Jessica Bartlett, far left, holds the trophy she got when her team won the national cheer championship at the beginning of March. She is joined by her mother Alicia Bartlett, center, and grandmother Sally Giordano.

Jessica Bartlett heads to world championships in April

Jessica Bartlett, a 2014 Paso Robles High School graduate, has accomplished two of her top dreams in life. One is to win the national cheer championship and the second to win the world cheer championship. The first was accomplished at the beginning of March in Dallas, when her team, California All-Stars Snipers, made up of youths 12 to 18, won the national championships. She will travel to Orlando at the end of April, for those 18 and older, for the world championship.

“It was really such an amazing experience,” Bartlett said of her team winning nationals. “It’s definitely been a dream of mine.”

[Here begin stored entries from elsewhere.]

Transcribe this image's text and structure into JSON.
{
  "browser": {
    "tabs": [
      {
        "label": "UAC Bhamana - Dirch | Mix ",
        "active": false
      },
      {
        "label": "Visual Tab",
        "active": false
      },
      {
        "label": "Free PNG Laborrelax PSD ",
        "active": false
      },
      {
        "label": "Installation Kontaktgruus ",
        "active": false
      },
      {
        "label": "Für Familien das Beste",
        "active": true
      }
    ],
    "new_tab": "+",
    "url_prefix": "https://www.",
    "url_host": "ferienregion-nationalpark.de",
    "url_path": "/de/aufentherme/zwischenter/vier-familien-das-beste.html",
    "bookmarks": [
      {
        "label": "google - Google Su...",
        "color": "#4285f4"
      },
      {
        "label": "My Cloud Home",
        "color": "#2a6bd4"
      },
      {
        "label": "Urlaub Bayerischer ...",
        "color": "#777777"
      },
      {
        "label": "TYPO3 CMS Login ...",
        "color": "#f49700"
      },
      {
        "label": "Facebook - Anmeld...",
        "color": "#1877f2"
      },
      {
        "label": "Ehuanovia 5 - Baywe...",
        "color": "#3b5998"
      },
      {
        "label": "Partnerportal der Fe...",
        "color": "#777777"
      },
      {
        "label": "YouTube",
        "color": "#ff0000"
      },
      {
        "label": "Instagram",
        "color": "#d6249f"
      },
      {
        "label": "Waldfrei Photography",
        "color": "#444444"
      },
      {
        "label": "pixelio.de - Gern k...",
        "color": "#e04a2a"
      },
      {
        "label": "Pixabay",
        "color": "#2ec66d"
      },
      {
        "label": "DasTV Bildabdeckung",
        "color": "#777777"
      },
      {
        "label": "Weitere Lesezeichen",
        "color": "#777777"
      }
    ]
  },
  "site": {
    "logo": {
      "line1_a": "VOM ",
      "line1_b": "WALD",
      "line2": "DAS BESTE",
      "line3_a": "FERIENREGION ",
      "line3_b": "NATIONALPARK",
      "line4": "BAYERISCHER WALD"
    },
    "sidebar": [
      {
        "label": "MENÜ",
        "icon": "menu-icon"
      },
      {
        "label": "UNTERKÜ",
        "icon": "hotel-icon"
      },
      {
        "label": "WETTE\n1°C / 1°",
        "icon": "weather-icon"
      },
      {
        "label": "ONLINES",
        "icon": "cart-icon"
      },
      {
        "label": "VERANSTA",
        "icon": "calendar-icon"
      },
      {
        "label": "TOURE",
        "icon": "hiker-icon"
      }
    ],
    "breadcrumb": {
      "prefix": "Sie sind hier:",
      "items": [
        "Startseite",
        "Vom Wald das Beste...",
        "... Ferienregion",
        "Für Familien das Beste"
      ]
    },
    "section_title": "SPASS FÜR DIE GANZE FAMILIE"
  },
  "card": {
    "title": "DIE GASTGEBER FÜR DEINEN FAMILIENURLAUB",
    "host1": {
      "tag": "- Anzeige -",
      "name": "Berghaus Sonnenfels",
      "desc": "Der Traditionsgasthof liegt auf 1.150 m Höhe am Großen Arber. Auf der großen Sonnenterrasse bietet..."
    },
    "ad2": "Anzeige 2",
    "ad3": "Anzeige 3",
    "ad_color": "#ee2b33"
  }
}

Bartlett moved to Ventura to train and compete with the Cali All-Stars SMOED (term for small, co-ed) cheer team, after spending her senior year of high school traveling to Ventura three times a week. “I moved to Ventura to be on one of the best cheer teams in the world,” she said. She was accepted to the University of California Berkeley, but decided to defer entrance for a year. In the fall, Bartlett will start attending Berkeley, where she will major in business.

While she would like to continue to cheer competitively, she’s unsure if she’ll have the time to dedicate to the training. Currently, she said she works out every day, but anticipates that it’ll drop to three times a week. The Cali All-Stars has teams around the state, Bartlett said, and she may be able to join the team in Livermore, which about an hour from Berkeley.

“I’ll be very sad if I have to stop,” Bartlett said.

Bartlett starting cheer when she was 10 years old at California Gold in Paso Robles. “[It] gave me the foundation I needed,” she said. While she said she did take some gymnastics classes when she was younger, it wasn’t until she started training at California Gold that she really got serious about it. The competitive cheer combines acrobatics, tumbling and dance into one routine. Bartlett said her strength is in tumbling. For the acrobatics/stunts, she is a back base. On the younger team, she said the 12- to 14-year-old team members are the fliers.

At nationals, Bartlett’s team competed against 71 other teams in their division, Small Coed 5. There were more than a thousand teams competing at the competition in many different divisions. At the world championships, her team will compete against 24 other teams from the United States, hoping to be in the top three, to then compete against teams from around the world. In order to go to the world championships, the team must qualify and be invited to the competition.

“No any team can go,” Bartlett said. “It is a super intense workout. People tend to think of cheer as what they see at a football game.”